4) Lavoratori a progetto e abolizione dei co.co.co.

Una azienda per ottenere una collaborazione (come quella fino ad oggi prestata dai Collaboratori Coordinati e Continuativi, c.d. “co.co.co”) dovrà presentare un “progetto”. In realtà anche le passate collaborazioni avrebbero dovuto essere basate su progetti in quanto prevedevano l'indipendenza dalla gerarchia aziendale e il non vincolo in termini di orario. Nella pratica i co.co.co. sono stati sempre usati come forma di flessibilità. Tra di loro una esigua minoranza economicamente favorita fa da contraltare ad una stragrande maggioranza super-flessibile.

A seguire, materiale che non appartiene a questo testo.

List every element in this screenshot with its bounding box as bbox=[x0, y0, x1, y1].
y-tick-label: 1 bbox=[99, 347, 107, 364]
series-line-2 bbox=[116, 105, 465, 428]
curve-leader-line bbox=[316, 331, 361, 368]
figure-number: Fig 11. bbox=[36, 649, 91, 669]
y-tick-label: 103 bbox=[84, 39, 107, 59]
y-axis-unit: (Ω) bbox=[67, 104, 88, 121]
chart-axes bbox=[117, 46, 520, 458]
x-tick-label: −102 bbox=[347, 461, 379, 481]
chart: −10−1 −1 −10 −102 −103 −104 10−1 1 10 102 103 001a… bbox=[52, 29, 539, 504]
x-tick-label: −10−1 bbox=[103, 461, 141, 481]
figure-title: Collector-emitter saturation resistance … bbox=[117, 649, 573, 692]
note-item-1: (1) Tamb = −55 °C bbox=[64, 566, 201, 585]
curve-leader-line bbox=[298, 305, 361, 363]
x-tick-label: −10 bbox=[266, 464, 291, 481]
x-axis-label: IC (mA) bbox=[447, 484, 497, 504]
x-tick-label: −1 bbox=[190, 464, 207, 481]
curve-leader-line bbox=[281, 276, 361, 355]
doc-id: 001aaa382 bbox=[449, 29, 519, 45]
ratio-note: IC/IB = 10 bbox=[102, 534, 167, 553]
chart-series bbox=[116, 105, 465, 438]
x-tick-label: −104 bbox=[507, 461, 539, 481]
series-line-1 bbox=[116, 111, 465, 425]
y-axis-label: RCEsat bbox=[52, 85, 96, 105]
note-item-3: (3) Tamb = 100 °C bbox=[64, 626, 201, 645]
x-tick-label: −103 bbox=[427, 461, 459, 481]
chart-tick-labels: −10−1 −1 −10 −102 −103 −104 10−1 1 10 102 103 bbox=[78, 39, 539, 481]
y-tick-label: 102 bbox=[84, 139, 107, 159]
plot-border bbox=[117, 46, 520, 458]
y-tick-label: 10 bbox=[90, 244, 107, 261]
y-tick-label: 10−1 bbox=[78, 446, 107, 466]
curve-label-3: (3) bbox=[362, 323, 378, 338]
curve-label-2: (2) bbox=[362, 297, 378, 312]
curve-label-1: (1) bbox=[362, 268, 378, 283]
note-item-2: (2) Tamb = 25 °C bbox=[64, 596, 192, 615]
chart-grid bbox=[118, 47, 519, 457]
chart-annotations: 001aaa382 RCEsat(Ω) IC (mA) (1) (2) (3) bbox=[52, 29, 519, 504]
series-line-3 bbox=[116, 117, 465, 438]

Già si prevede che molti ex-co.co.co. non riusciranno a passare a “lavori a progetto” in quanto nella realtà mascheramenti di lavoro subordinato a tutti gli effetti. Pensiamo ai lavoratori dei “call center” o degli “help desk” o ai “pony express”. Questi, quasi tutti inquadrati come co.co.co. (o come interinali) come riusciranno a passare ad un “lavoro a progetto” ? In alcuni casi ci sarà una emersione dai co.co.co. al lavoro subordinato (e sarà un bene). Nella maggior parte dei casi non cambierà nulla e si inventeranno di sana pianta “progetti” (tipo: progetto “trasporto-pacco”, progetto “risposta-telefono”, progetto “consegna-pizza”, progetto “fornitura-informazioni”…, basta un po' di “fantasia italiana”), “certificati” poi da enti bilaterali compiacenti con il risultato che rimarrà la vergognosa situazione attuale (oltre 2 milioni di co.co.co. senza praticamente tutela). In molti casi ci sarà addirittura una re-immersione nel lavoro nero o il passaggio ad altre forme di precarizzazione (lavoro interinale, “staff leasing”, cooperative…).
Da ricordare che non esiste un contratto di lavoro per i co.co.co. (che formalmente sono consulenti esterni) né quindi forme di tutela sindacale, ma solo una posizione previdenziale presso l'INPS aperta nel 1995 dall'allora governo Dini appoggiato dal centro-sinistra.